My paternal grandfather was a house painter for awhile, until he hurt his back falling off a ladder, or at least that’s story I remember. My dad never really talked about his dad and as a result I know very, very little about him. I never asked any questions about him. I found out later, after my grandfather died and my dad revealed a little bit about him, that he served in the army during WWII, in some weird glider division, where a giant glider plane containing troops was supposed to be towed by a bigger plane then cut loose, flying silently and below radar I guess, entering enemy territory with a cargo of soldiers, undetected. Supposedly the glider campaign never came to anything – I think the war pretty much ended before gliders ever became a factor – and my grandfather never saw any action. My dad made a wooden plaque and affixed my grandfather’s army pins and some photos to it and hung in on our family room wall.
When we were in Hawaii last year, waiting for dinner one evening, my dad and I got on the subject of small business. He mentioned the two service stations my grandfather owned, both of which came to nothing apparently because my grandfather spent his last several years living in a trailer park in Wixom, Michigan – a worthless, pointless city about an hour or more northwest of Detroit. (I should know because I lived in some junky apartment out there, rooming with my brother Kevin, when I first moved out of my parent’s house). Anyway, here’s my dad talking about my grandfather for once and it’s classic Ewing-talk. Passionless. Completely void of either negative or positive energy. My dad never said anything to the effect of “Man, what a fuck-up your grandfather was,” or, “His gas stations sucked because of this or that, or he couldn’t manage this or that or didn’t like this or that.” Neither did he say how cool it was, or that it was what my grandfather always wanted to do, to own his own business, or just fix cars or sell gasoline or get rich or be his own boss or whatever. My dad did say that the first gas station failed and my grandfather for some reason opened another one soon after. He said one guy would screw my grandfather over by not paying him for repairing his truck, the implication being that my grandfather’s good will led to being a bad businessman, or something like that. My dad never gave an opinion of my grandfather or my grandfather’s business ventures either way except to imply, very vaguely, that it’s tough to be in business for yourself.
Financial sustainability is of course topic number one for anybody going into business. Ari discusses the obvious fact that no idea is good enough to survive a lack of cash. Yet, people seem to start and then hang onto businesses anyway, which is his point I guess. Businesses are often the expression of a dream and not just a dream for money. “The best reason to start an organization,” declares Kawasaki, “is to make meaning – to create a product or service that makes the world a better place.”

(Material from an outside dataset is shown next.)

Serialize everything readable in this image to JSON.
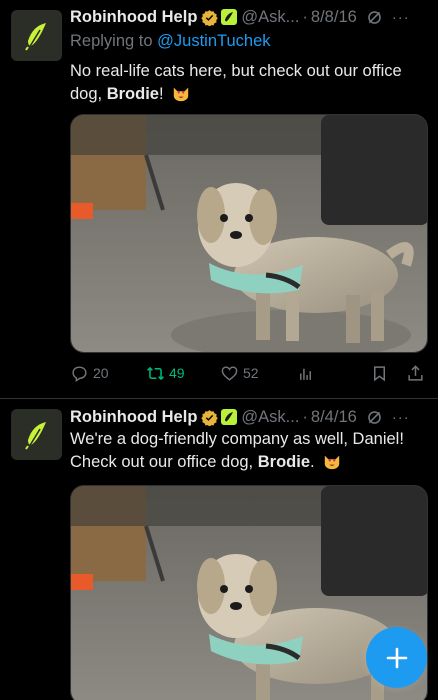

Meaning is not about money, power or prestige. It’s not even about creating a fun place to work. Among the meanings of “meaning” are to:
- Make the world a better place.
- Increase the quality of life.
- Right a terrible wrong.
- Prevent the end of something good.
So, regardless of so-called “sound financials,” you forge ahead and see what happens; you struggle and keep going unti you attain victory or the vanishing point. Sometimes it’s doomed from the beginning and I’ve always been fascinated by the process from a distance, in the way some organizations immediately fill a need, as if the world has been waiting for them all along, how for others it becomes a long, slow grind to success, and finally, how even great ideas, full of meaning, stumble and fail almost immediately, no matter how much support, financial or otherwise, they receive. We impose and the world disposes…. I’ve always done a “mojo” check on each new business I see or read about. I’m borrowing “mojo” from Bo Burlingham, the author of Small Giants among other things – he’s the journalist for Inc., a magazine that focuses on the business world. ZCoB is one of Bo’s examples of a successful business with plenty of “mojo” – that vibe and energy and authenticity that draws customers and great employees and invariably leads to at least some form of success before the mojo disappears. How mojo is lost seems pretty obvious after it’s gone (crash analysis), but while you’re losing it, you can either be blind to what’s happening or distracted by other things (like things you’re not any good at) or by the pressures and ambitions to grow your business. What I find compelling is how much of Bo’s book and this mojo idea applies to your own life. Yeah, your business needs mojo but hell, your LIFE is what really needs it and that’s what your business should reflect, or you’re probably destined to be unfulfilled by it whether it makes your rich, famous, rich and famous, or otherwise. Bo talks about all of this most effectively in the introduction to Small Giants. It’s stuff I’m now keenly aware of as I begin the HH adventure. Some good quotes come from Danny Meyer of Union Square Hospitality Group (a restaurant biz based in NYC):
When you launch a business, your job as the entrepreneur is to say, “Here’s a value proposition that I believe in. Here’s where I’m coming from. This is my point of view. At first it’s a monologue. Gradually it becomes a dialogue and then a real conversation.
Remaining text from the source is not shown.